October 10th, 2022
This is a post about Marigold, a programming language for operating on async streams that compiles to Rust.
This class of deadlock is not unique to Rust. It is similar to a common class of deadlock in many Java applications, where future A is being executed and blocks until future B completes, preventing any other future (including B) from being run and blocking the thread. If many A-needs-B futures are ran at once, all threads of the executor can be filled with future As, preventing any future Bs from being processed and causing the program to hang. These deadlocks are not easy to detect statically, and present a non-trivial risk to async programmers in Rust and Java.
"await A?? NO POLL B!! ONLY AWAIT A" (image source)
Marigold is not prone to this kind of deadlock. In Marigold, programs are composed as sequences of operations over Rust streams. A stream in Rust is "[an object] that can asynchronously produce a sequence of values" (from the
futures::stream docs). Marigold allows streams to be mapped, or filtered, or consumed by one or (unlike normal Rust streams) multiple child streams. Eventually, every sequence terminates in some kind of output: a stream may write its serialized output to a file, or return its output to a parent Rust program.
In Marigold, every stream in a program is started at the same time, and is run at least concurrently and generally in parallel. As the stream abstraction enforces that stream operations occurs sequentially for a given datum, and as all streams are being run at least concurrently, it is not possible to represent a program in pure Marigold that would produce a deadlock from a future A awaiting an unpolled future B. The grammar protects the programmer from this class of deadlock.

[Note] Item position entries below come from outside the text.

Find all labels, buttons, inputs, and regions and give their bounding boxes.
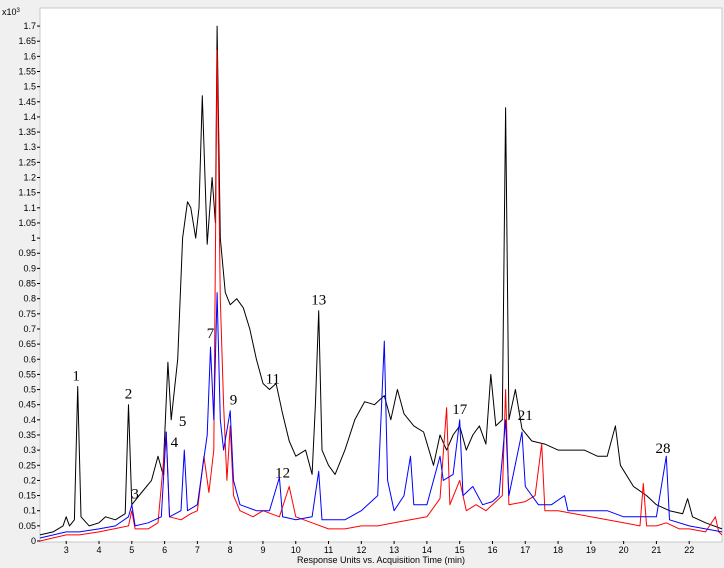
y-tick-label: 1.1 [23,203,36,213]
y-tick-label: 0.9 [23,263,36,273]
y-tick-label: 1.7 [23,21,36,31]
y-tick-label: 1.6 [23,51,36,61]
y-tick-label: 0.1 [23,506,36,516]
chromatogram-chart: 0 0.05 0.1 0.15 0.2 0.25 0.3 0.35 0.4 0.45 0.5 0.55… [0,0,724,568]
x-tick-label: 15 [455,545,465,555]
x-tick-label: 21 [651,545,661,555]
y-tick-label: 0.65 [18,339,36,349]
y-tick-label: 0.95 [18,248,36,258]
x-tick-label: 17 [520,545,530,555]
peak-label: 11 [266,371,280,387]
y-tick-label: 0.4 [23,415,36,425]
y-tick-label: 0 [31,536,36,546]
peak-label: 12 [275,465,290,481]
x-tick-label: 3 [64,545,69,555]
peak-label: 21 [518,408,533,424]
peak-label: 1 [72,368,80,384]
x-tick-label: 7 [195,545,200,555]
peak-label: 5 [179,414,187,430]
peak-label: 2 [125,387,133,403]
y-tick-label: 0.7 [23,324,36,334]
peak-label: 9 [230,393,238,409]
x-tick-label: 11 [324,545,333,555]
y-tick-label: 1.45 [18,97,36,107]
y-tick-label: 1.5 [23,82,36,92]
y-tick-label: 0.35 [18,430,36,440]
x-tick-label: 18 [553,545,563,555]
y-tick-label: 0.3 [23,445,36,455]
y-tick-label: 0.05 [18,521,36,531]
x-tick-label: 22 [684,545,694,555]
y-tick-label: 0.15 [18,491,36,501]
x-tick-label: 12 [356,545,366,555]
y-tick-label: 1.15 [18,188,36,198]
y-tick-label: 1.65 [18,36,36,46]
peak-label: 4 [171,435,179,451]
y-tick-label: 1.2 [23,173,36,183]
y-tick-label: 0.25 [18,460,36,470]
y-tick-label: 0.85 [18,279,36,289]
y-tick-label: 0.75 [18,309,36,319]
y-tick-label: 0.5 [23,385,36,395]
y-tick-label: 1.05 [18,218,36,228]
x-tick-label: 4 [97,545,102,555]
x-tick-label: 16 [487,545,497,555]
x-tick-label: 19 [586,545,596,555]
x-tick-label: 6 [162,545,167,555]
x-tick-label: 20 [619,545,629,555]
y-tick-label: 0.45 [18,400,36,410]
y-tick-label: 1.4 [23,112,36,122]
x-tick-label: 14 [422,545,432,555]
y-tick-label: 1.3 [23,142,36,152]
y-tick-label: 0.8 [23,294,36,304]
x-tick-label: 5 [129,545,134,555]
y-tick-label: 0.6 [23,354,36,364]
peak-label: 13 [311,293,326,309]
peak-label: 17 [452,402,468,418]
peak-label: 28 [655,441,670,457]
y-tick-label: 1.35 [18,127,36,137]
x-tick-label: 10 [291,545,301,555]
y-tick-label: 1 [31,233,36,243]
x-tick-label: 13 [389,545,399,555]
y-tick-label: 0.2 [23,475,36,485]
x-tick-label: 8 [228,545,233,555]
y-tick-label: 1.25 [18,157,36,167]
y-tick-label: 1.55 [18,66,36,76]
peak-label: 3 [131,487,139,503]
peak-label: 7 [207,326,215,342]
x-axis-title: Response Units vs. Acquisition Time (min… [297,555,465,565]
y-tick-label: 0.55 [18,369,36,379]
x-tick-label: 9 [260,545,265,555]
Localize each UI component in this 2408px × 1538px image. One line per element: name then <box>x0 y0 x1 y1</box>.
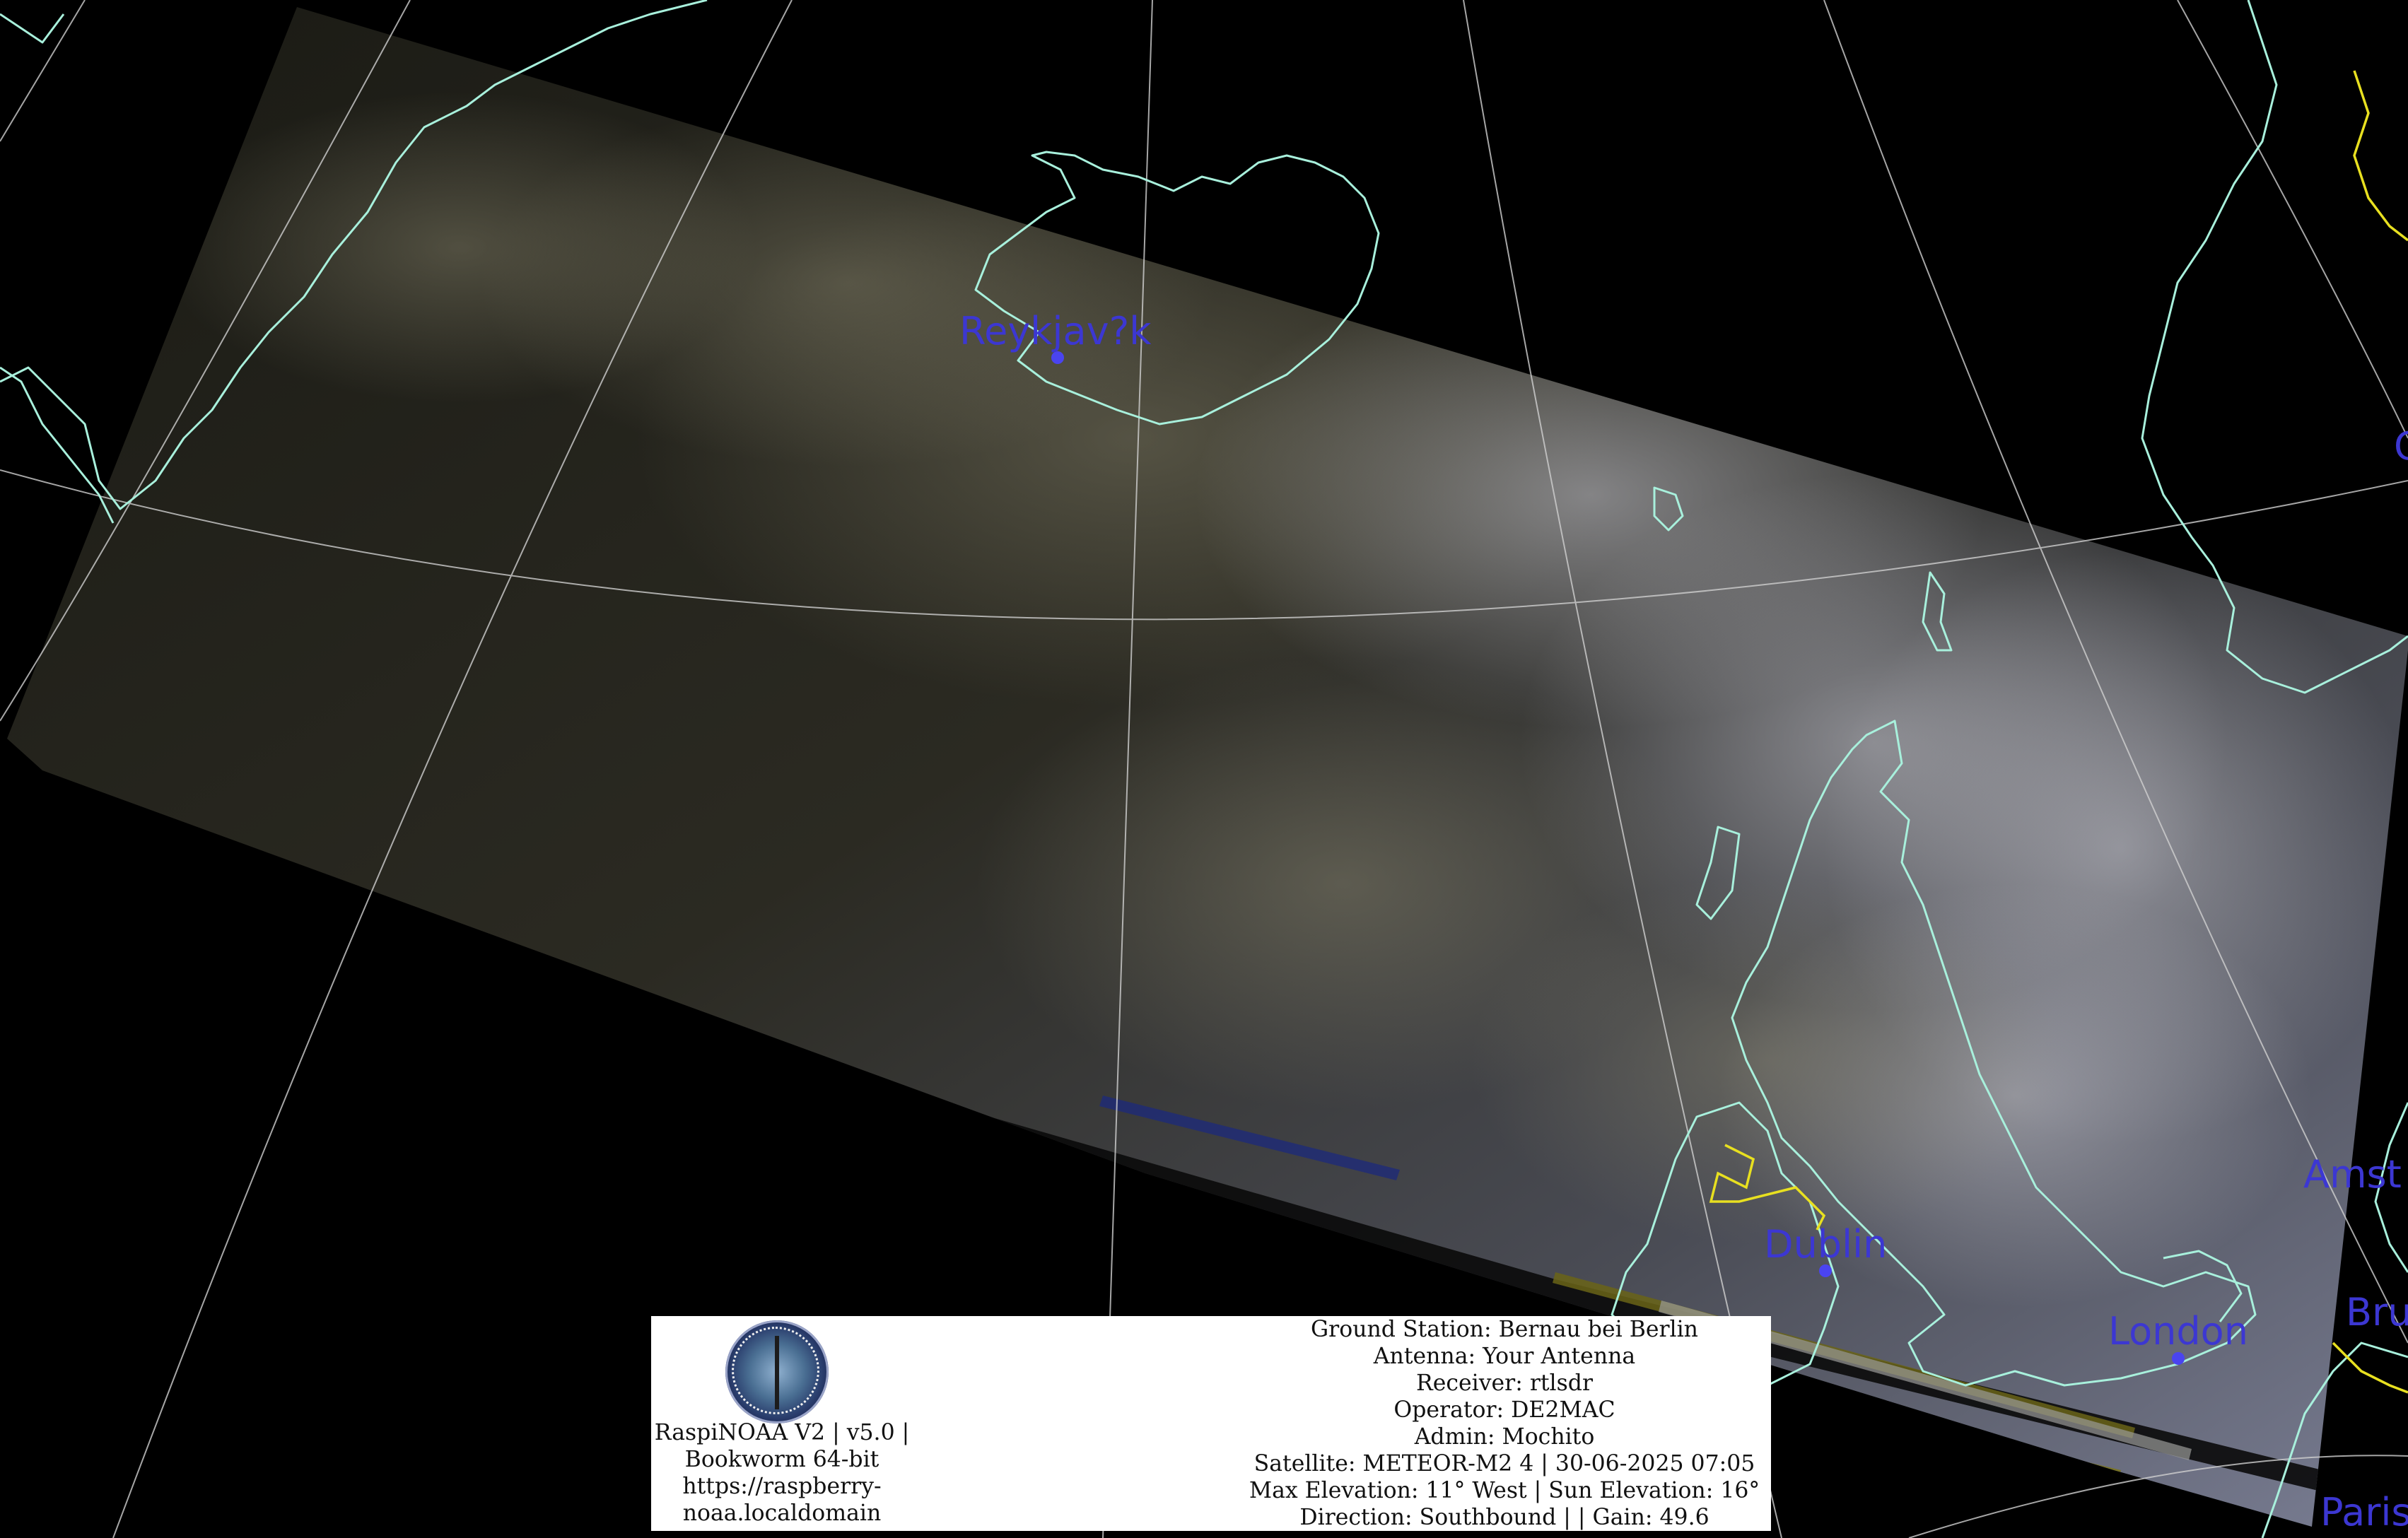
annotation-panel: RaspiNOAA V2 | v5.0 | Bookworm 64-bit ht… <box>651 1316 1771 1531</box>
city-oslo: O <box>2394 424 2408 469</box>
satellite-line: Satellite: METEOR-M2 4 | 30-06-2025 07:0… <box>1253 1451 1755 1477</box>
station-info-line: https://raspberry- <box>682 1474 882 1499</box>
svg-text:Dublin: Dublin <box>1764 1222 1887 1267</box>
receiver-line: Receiver: rtlsdr <box>1415 1370 1594 1396</box>
svg-text:Amst: Amst <box>2303 1152 2402 1197</box>
city-brussels: Bru <box>2346 1290 2408 1334</box>
ground-station-line: Ground Station: Bernau bei Berlin <box>1311 1317 1698 1342</box>
station-info-line: noaa.localdomain <box>682 1501 882 1526</box>
admin-line: Admin: Mochito <box>1414 1424 1595 1450</box>
direction-gain-line: Direction: Southbound | | Gain: 49.6 <box>1299 1505 1709 1530</box>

As a note on how Marigold executes streams: when a Marigold program starts, the streams don't necessarily all run at once. Each stream terminates in some kind of output which provides backpressure. The slowest output path determines the backpressure for each stream. Backpressure is a fundamental concept in contemporary software engineering, and is often talked about as a way to manage system resources: without backpressure, streaming services are susceptible to performance degradation or out-of-memory errors, as the machine's memory is filled with partially processed data. It's true that Marigold's memory usage is generally quite stable because of backpressure.2
But, backpressure is not just a "brake" to avoid running out of memory. It can also be a way to offload the work of correctly sequencing complex operations from the programmer to the asynchronous runtime. Backpressure allows us to design a programming language, like Marigold, that removes an insidious class of deadlock from asychronous programming in Rust, while still benefitting from Rust's performance and safety and being entirely interoperable with Rust programs.
I'm quite partial to domain specific languages (DSLs), and I think this class of deadlock is a great example of why DSLs that compile to Rust are useful complement to pure Rust: they can provide specific grammars and abstractions that enforce essential invariants. In the same way that Rust's type system prevents accidentally unsafe operations, DSLs can enforce specific coding patterns, remove classes of errors, and make it easy to solve specific, complex problems, either in standalone programs or within a broader Rust application. Critically, DSLs can achieve this while allowing programmers to write less code, and to write code that is easier to read.